Why do we generalise the definition of derivative as a linear transformation instead of as its associated matrix?

Question

The derivative of a function $f:\mathbb{R}^n \to \mathbb{R}^m$ at a point $a \in \mathbb{R}^n$ is defined as a linear transformation $T:\mathbb{R}^n \to \mathbb{R}^m$; the one that gives the best linear aporoximation to the function at that point. However, to me it seems more accurate to define it as its associated matrix, because otherwise we have two different definitions for the derivative of a differentiable function $f:\mathbb{R} \to \mathbb{R}$ at $a \in \mathbb{R}$.
Take for instance $f(x)=x^2$, what is the derivative of $f$ at $a$? Is it $2a$ or is it the linear functional that takes $x$ to $2ax$? Those are two different objects that live in two different spaces

Answer 1

Those may be to different objects, but the spaces (namely $\mathbf R$ and $L(\mathbf R, \mathbf R)$) are isomorphic.

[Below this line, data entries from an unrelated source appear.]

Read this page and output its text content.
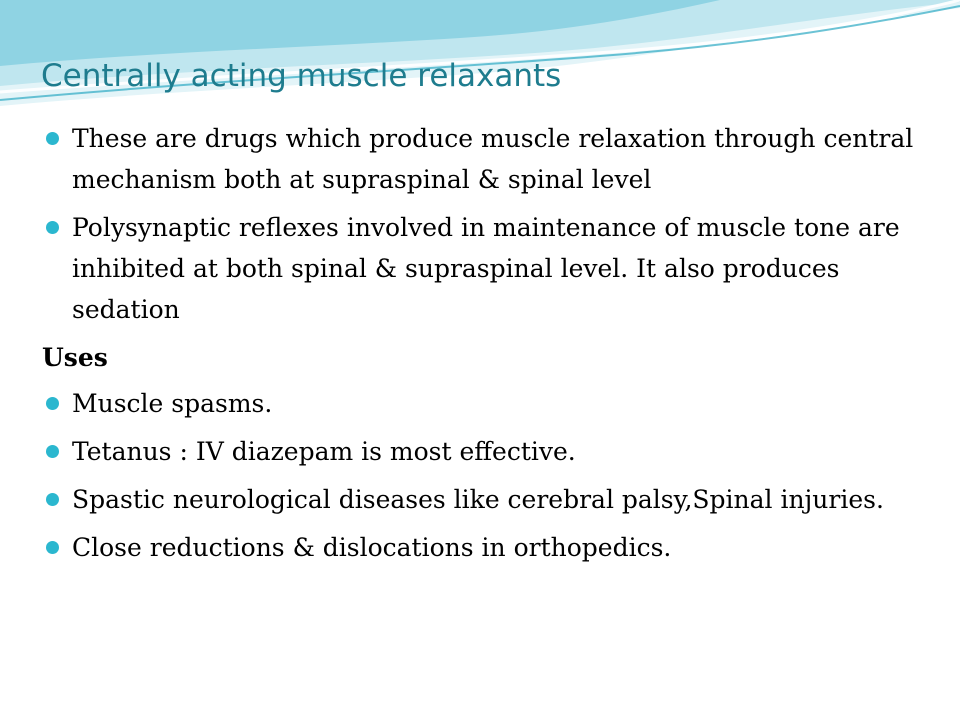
Centrally acting muscle relaxants
These are drugs which produce muscle relaxation through central mechanism both at supraspinal & spinal level
Polysynaptic reflexes involved in maintenance of muscle tone are inhibited at both spinal & supraspinal level. It also produces sedation
Uses
Muscle spasms.
Tetanus : IV diazepam is most effective.
Spastic neurological diseases like cerebral palsy,Spinal injuries.
Close reductions & dislocations in orthopedics.
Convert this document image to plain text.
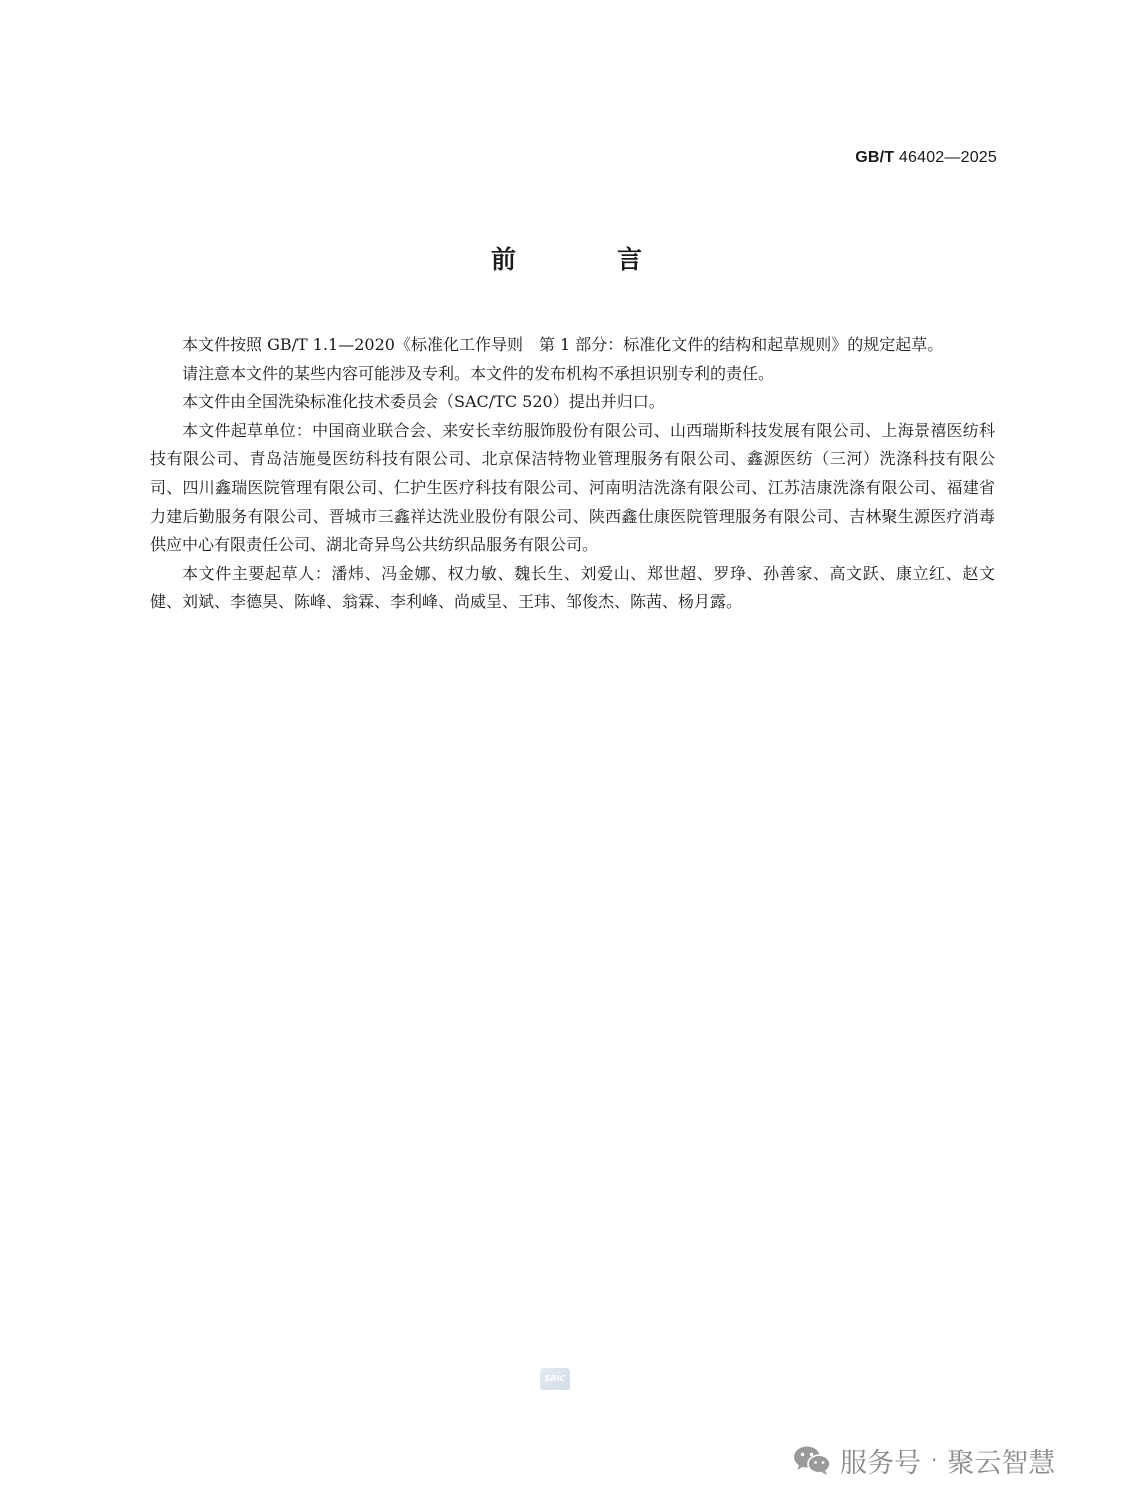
GB/T 46402—2025
前　言

本文件按照 GB/T 1.1—2020《标准化工作导则　第 1 部分：标准化文件的结构和起草规则》的规定起草。

请注意本文件的某些内容可能涉及专利。本文件的发布机构不承担识别专利的责任。

本文件由全国洗染标准化技术委员会（SAC/TC 520）提出并归口。

本文件起草单位：中国商业联合会、来安长幸纺服饰股份有限公司、山西瑞斯科技发展有限公司、上海景禧医纺科技有限公司、青岛洁施曼医纺科技有限公司、北京保洁特物业管理服务有限公司、鑫源医纺（三河）洗涤科技有限公司、四川鑫瑞医院管理有限公司、仁护生医疗科技有限公司、河南明洁洗涤有限公司、江苏洁康洗涤有限公司、福建省力建后勤服务有限公司、晋城市三鑫祥达洗业股份有限公司、陕西鑫仕康医院管理服务有限公司、吉林聚生源医疗消毒供应中心有限责任公司、湖北奇异鸟公共纺织品服务有限公司。

本文件主要起草人：潘炜、冯金娜、权力敏、魏长生、刘爱山、郑世超、罗琤、孙善家、高文跃、康立红、赵文健、刘斌、李德昊、陈峰、翁霖、李利峰、尚威呈、王玮、邹俊杰、陈茜、杨月露。

SRIC
服务号 · 聚云智慧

By the way, sticking to the matrices doesn't solve the problem, as then we have (sticking to your example) the number $2a \in \mathbf R$ and the map $\{1\} \times \{1\} \to \mathbf R$ (matrices are maps), which maps $(1,1)$ to $2a$. As thankfully, $$ \mathbf R \cong \mathbf R^{1 \times 1} \cong L(\mathbf R, \mathbf R)$$ we do not have a problem.

Sticking to the linear map has the advantage that we can easily generalize that to (e.g. infinite-dimensional) vector spaces that do not come with a canonical choice of a basis, so linear maps cannot be described by a canonical associated matrix.